Electronic – Interfacing with a truck’s internal CAN bus system

automotivecanpic

I'm currently exploring different ways by which I can communicate with a truck's internal CAN bus system and would like some advice on the most appropriate solution for me.

I have overviewed the CAN and J1939 protocols used in trucks. I would like to take CAN (J1939) messages from the truck and decode them into human readable data.

I'm thinking of connecting a Linux-based board to the system with a CAN transceiver and a CAN controller then make an application with Python and SocketCAN to decode the data. Can this work be done with a microcontroller only? Without having to use an OS-based system.

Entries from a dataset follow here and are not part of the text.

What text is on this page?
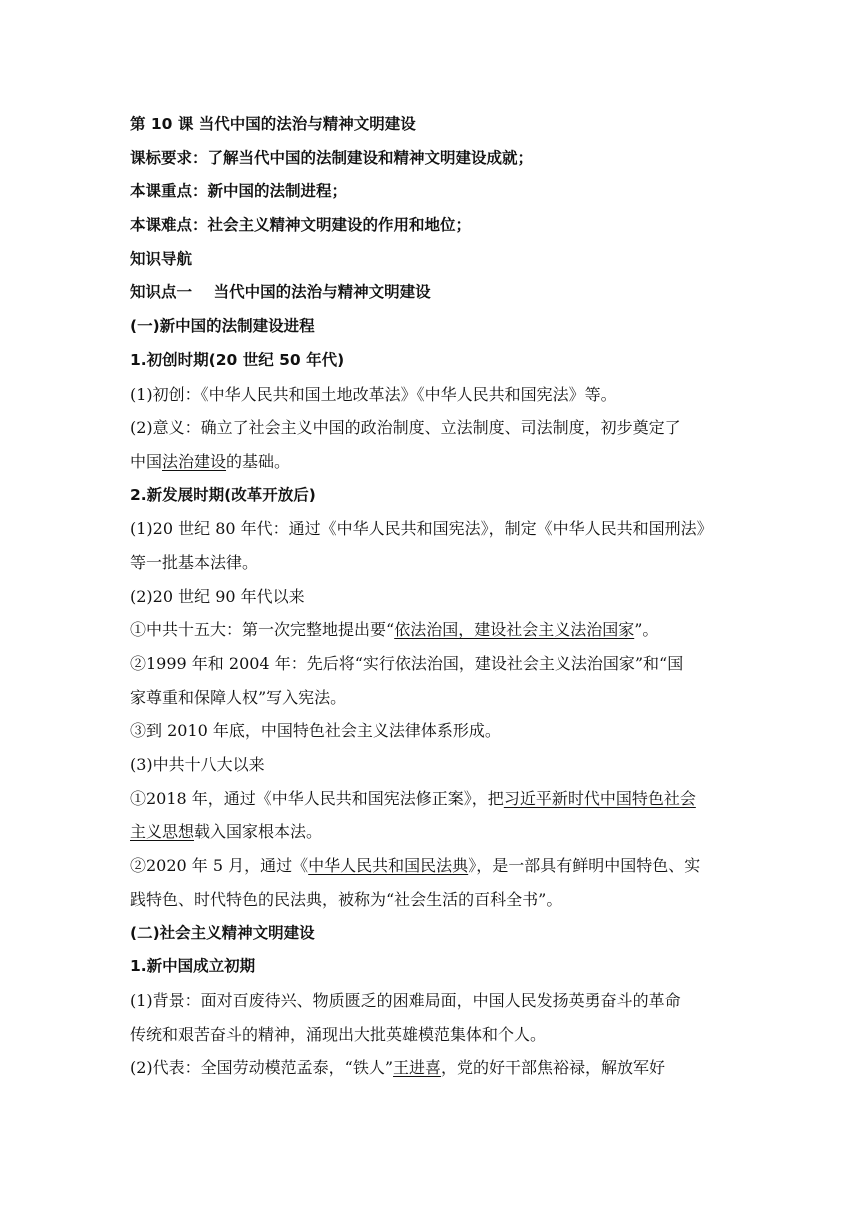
第 10 课 当代中国的法治与精神文明建设
课标要求：了解当代中国的法制建设和精神文明建设成就；
本课重点：新中国的法制进程；
本课难点：社会主义精神文明建设的作用和地位；
知识导航
知识点一    当代中国的法治与精神文明建设
(一)新中国的法制建设进程
1.初创时期(20 世纪 50 年代)
(1)初创：《中华人民共和国土地改革法》《中华人民共和国宪法》等。
(2)意义：确立了社会主义中国的政治制度、立法制度、司法制度，初步奠定了
中国法治建设的基础。
2.新发展时期(改革开放后)
(1)20 世纪 80 年代：通过《中华人民共和国宪法》，制定《中华人民共和国刑法》
等一批基本法律。
(2)20 世纪 90 年代以来
①中共十五大：第一次完整地提出要“依法治国，建设社会主义法治国家”。
②1999 年和 2004 年：先后将“实行依法治国，建设社会主义法治国家”和“国
家尊重和保障人权”写入宪法。
③到 2010 年底，中国特色社会主义法律体系形成。
(3)中共十八大以来
①2018 年，通过《中华人民共和国宪法修正案》，把习近平新时代中国特色社会
主义思想载入国家根本法。
②2020 年 5 月，通过《中华人民共和国民法典》，是一部具有鲜明中国特色、实
践特色、时代特色的民法典，被称为“社会生活的百科全书”。
(二)社会主义精神文明建设
1.新中国成立初期
(1)背景：面对百废待兴、物质匮乏的困难局面，中国人民发扬英勇奋斗的革命
传统和艰苦奋斗的精神，涌现出大批英雄模范集体和个人。
(2)代表：全国劳动模范孟泰，“铁人”王进喜，党的好干部焦裕禄，解放军好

I know about the ELM327 for example. What is the difference between the frames that I would get from it and those that I would get directly from a CAN controller (MCP2515 for example) through SocketCAN?

Would programming a PIC microcontroller with the Microchip J1939 library be of any use to me here?

Best Answer

ELM327 is a factory-programmed PIC microcontroller that supports popular OBD2 protocols. It can also handle raw CAN but I would not count on it being a good CAN analyzer/sniffer or handle large amounts of data.

If your end goal is Linux and SocketCAN - I think it would be best if you just connected a MCP2515 HAT to a Raspberry Pi. You could then use the excellent Wireshark for analysis or write your own scripts. It is a popular and well supported configuration. Just google for countless tutorials.

If you go for a PIC MCU you will have to redevelop much of the drivers before you get into the SocketCAN subsystem.